HC Deb 15 June 1922 vol 155 cc518-9
16. Colonel Sir A. HOLBROOK

asked the Home Secretary whether he has received a petition on behalf of certain directors and officials formerly interested in and employed by the two breweries in Maryport, near Carlisle, which were acquired by the Central Control (Liquor Traffic) Board in the year 1918; whether those directors and officials have been compelled to pay Income Tax upon the amounts awarded to them as compensation for the loss of their positions in those brewery companies; and whether he will recommend that some concession be made to them in relief of the hardship involved?

Mr. SHORTT

The answer to the first paragraph is in the affirmative, but the subject matter is not one in which I have any authority or right to intervene.

Mr.

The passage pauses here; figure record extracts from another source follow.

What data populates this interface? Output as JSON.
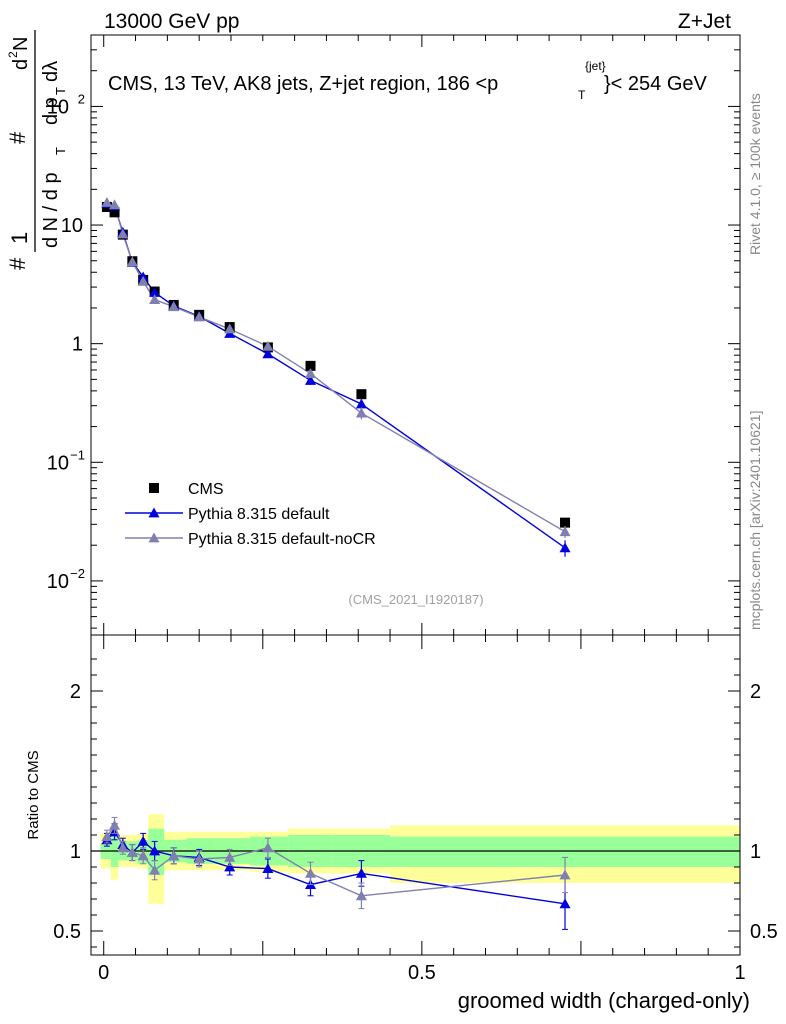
{
  "header": {
    "left": "13000 GeV pp",
    "right": "Z+Jet"
  },
  "side_labels": {
    "rivet": "Rivet 4.1.0, ≥ 100k events",
    "mcplots": "mcplots.cern.ch [arXiv:2401.10621]"
  },
  "colors": {
    "data": "#000000",
    "default": "#0000dd",
    "nocr": "#8080b0",
    "band_inner": "#99ff99",
    "band_outer": "#ffff99"
  },
  "chart_data": [
    {
      "type": "line",
      "scale": "log",
      "title_parts": {
        "prefix": "CMS, 13 TeV, AK8 jets, Z+jet region, 186 <p",
        "sup": "{jet}",
        "sub": "T",
        "suffix": "}< 254 GeV"
      },
      "ylabel_parts": {
        "hash1": "#",
        "one": "1",
        "dN": "d N / d p",
        "t1": "T",
        "hash2": "#",
        "dp": "d p",
        "t2": "T",
        "d2N": "d",
        "sq": "2",
        "N": "N",
        "dlam": "dλ"
      },
      "ylim": [
        0.0035,
        400
      ],
      "y_ticks": [
        {
          "value": 0.01,
          "base": "10",
          "exp": "−2"
        },
        {
          "value": 0.1,
          "base": "10",
          "exp": "−1"
        },
        {
          "value": 1,
          "base": "1",
          "exp": ""
        },
        {
          "value": 10,
          "base": "10",
          "exp": ""
        },
        {
          "value": 100,
          "base": "10",
          "exp": "2"
        }
      ],
      "watermark": "(CMS_2021_I1920187)",
      "legend": [
        {
          "label": "CMS",
          "marker": "square",
          "series": "data"
        },
        {
          "label": "Pythia 8.315 default",
          "marker": "triangle",
          "series": "default"
        },
        {
          "label": "Pythia 8.315 default-noCR",
          "marker": "triangle",
          "series": "nocr"
        }
      ],
      "series": [
        {
          "name": "CMS",
          "key": "data",
          "x": [
            0.005,
            0.017,
            0.03,
            0.045,
            0.062,
            0.08,
            0.11,
            0.15,
            0.198,
            0.258,
            0.325,
            0.405,
            0.725
          ],
          "y": [
            14.2,
            12.8,
            8.3,
            4.95,
            3.45,
            2.75,
            2.12,
            1.75,
            1.38,
            0.93,
            0.65,
            0.375,
            0.031
          ]
        },
        {
          "name": "Pythia 8.315 default",
          "key": "default",
          "x": [
            0.005,
            0.017,
            0.03,
            0.045,
            0.062,
            0.08,
            0.11,
            0.15,
            0.198,
            0.258,
            0.325,
            0.405,
            0.725
          ],
          "y": [
            15.2,
            14.5,
            8.7,
            4.85,
            3.65,
            2.7,
            2.08,
            1.7,
            1.22,
            0.82,
            0.49,
            0.31,
            0.019
          ],
          "err": [
            1.2,
            1.0,
            0.5,
            0.3,
            0.2,
            0.15,
            0.12,
            0.1,
            0.08,
            0.06,
            0.04,
            0.03,
            0.003
          ]
        },
        {
          "name": "Pythia 8.315 default-noCR",
          "key": "nocr",
          "x": [
            0.005,
            0.017,
            0.03,
            0.045,
            0.062,
            0.08,
            0.11,
            0.15,
            0.198,
            0.258,
            0.325,
            0.405,
            0.725
          ],
          "y": [
            15.5,
            14.8,
            8.4,
            4.9,
            3.35,
            2.35,
            2.05,
            1.68,
            1.33,
            0.95,
            0.56,
            0.26,
            0.026
          ],
          "err": [
            1.2,
            1.0,
            0.5,
            0.3,
            0.2,
            0.15,
            0.12,
            0.1,
            0.08,
            0.06,
            0.04,
            0.03,
            0.003
          ]
        }
      ]
    },
    {
      "type": "line",
      "ylabel": "Ratio to CMS",
      "xlabel": "groomed width (charged-only)",
      "xlim": [
        -0.02,
        1.0
      ],
      "ylim": [
        0.35,
        2.35
      ],
      "x_ticks": [
        {
          "value": 0,
          "label": "0"
        },
        {
          "value": 0.5,
          "label": "0.5"
        },
        {
          "value": 1,
          "label": "1"
        }
      ],
      "y_ticks": [
        {
          "value": 0.5,
          "label": "0.5"
        },
        {
          "value": 1,
          "label": "1"
        },
        {
          "value": 2,
          "label": "2"
        }
      ],
      "bands": [
        {
          "x0": -0.005,
          "x1": 0.0,
          "in_lo": 0.95,
          "in_hi": 1.05,
          "out_lo": 0.89,
          "out_hi": 1.11
        },
        {
          "x0": 0.0,
          "x1": 0.011,
          "in_lo": 0.95,
          "in_hi": 1.06,
          "out_lo": 0.89,
          "out_hi": 1.12
        },
        {
          "x0": 0.011,
          "x1": 0.023,
          "in_lo": 0.9,
          "in_hi": 1.1,
          "out_lo": 0.82,
          "out_hi": 1.17
        },
        {
          "x0": 0.023,
          "x1": 0.037,
          "in_lo": 0.94,
          "in_hi": 1.06,
          "out_lo": 0.9,
          "out_hi": 1.1
        },
        {
          "x0": 0.037,
          "x1": 0.053,
          "in_lo": 0.94,
          "in_hi": 1.06,
          "out_lo": 0.9,
          "out_hi": 1.1
        },
        {
          "x0": 0.053,
          "x1": 0.07,
          "in_lo": 0.92,
          "in_hi": 1.07,
          "out_lo": 0.89,
          "out_hi": 1.11
        },
        {
          "x0": 0.07,
          "x1": 0.095,
          "in_lo": 0.85,
          "in_hi": 1.14,
          "out_lo": 0.67,
          "out_hi": 1.23
        },
        {
          "x0": 0.095,
          "x1": 0.13,
          "in_lo": 0.93,
          "in_hi": 1.07,
          "out_lo": 0.88,
          "out_hi": 1.12
        },
        {
          "x0": 0.13,
          "x1": 0.175,
          "in_lo": 0.92,
          "in_hi": 1.08,
          "out_lo": 0.88,
          "out_hi": 1.12
        },
        {
          "x0": 0.175,
          "x1": 0.23,
          "in_lo": 0.92,
          "in_hi": 1.08,
          "out_lo": 0.88,
          "out_hi": 1.12
        },
        {
          "x0": 0.23,
          "x1": 0.29,
          "in_lo": 0.91,
          "in_hi": 1.09,
          "out_lo": 0.87,
          "out_hi": 1.12
        },
        {
          "x0": 0.29,
          "x1": 0.36,
          "in_lo": 0.9,
          "in_hi": 1.1,
          "out_lo": 0.86,
          "out_hi": 1.14
        },
        {
          "x0": 0.36,
          "x1": 0.45,
          "in_lo": 0.9,
          "in_hi": 1.1,
          "out_lo": 0.86,
          "out_hi": 1.14
        },
        {
          "x0": 0.45,
          "x1": 1.0,
          "in_lo": 0.9,
          "in_hi": 1.09,
          "out_lo": 0.8,
          "out_hi": 1.16
        }
      ],
      "series": [
        {
          "name": "Pythia 8.315 default",
          "key": "default",
          "x": [
            0.005,
            0.017,
            0.03,
            0.045,
            0.062,
            0.08,
            0.11,
            0.15,
            0.198,
            0.258,
            0.325,
            0.405,
            0.725
          ],
          "y": [
            1.07,
            1.12,
            1.04,
            0.99,
            1.06,
            1.0,
            0.97,
            0.96,
            0.9,
            0.89,
            0.79,
            0.86,
            0.67
          ],
          "err": [
            0.04,
            0.05,
            0.04,
            0.05,
            0.05,
            0.06,
            0.05,
            0.05,
            0.05,
            0.06,
            0.07,
            0.08,
            0.16
          ]
        },
        {
          "name": "Pythia 8.315 default-noCR",
          "key": "nocr",
          "x": [
            0.005,
            0.017,
            0.03,
            0.045,
            0.062,
            0.08,
            0.11,
            0.15,
            0.198,
            0.258,
            0.325,
            0.405,
            0.725
          ],
          "y": [
            1.09,
            1.16,
            1.02,
            0.99,
            0.97,
            0.88,
            0.97,
            0.95,
            0.96,
            1.02,
            0.86,
            0.72,
            0.85
          ],
          "err": [
            0.04,
            0.05,
            0.04,
            0.05,
            0.05,
            0.06,
            0.05,
            0.05,
            0.05,
            0.06,
            0.07,
            0.08,
            0.11
          ]
        }
      ]
    }
  ]
}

MILLS

Are not the Employment Exchanges open to these unemployed people?

17. Sir A. HOLBROOK

asked the Home Secretary, seeing that as the Licensing (Amendment) Act of 1920 provided that the State management of the liquor traffic in certain districts should continue until Parliament otherwise determined, if he will state when he will give the House of Commons the opportunity of expressing its determination as to the continuance or otherwise of the State management?

Mr. SHORTT

As the decision of Parliament embodied in the Act of 1921 is not yet a year old, I have no sufficient ground for asking the Leader of the House to find time for a further discussion of this question.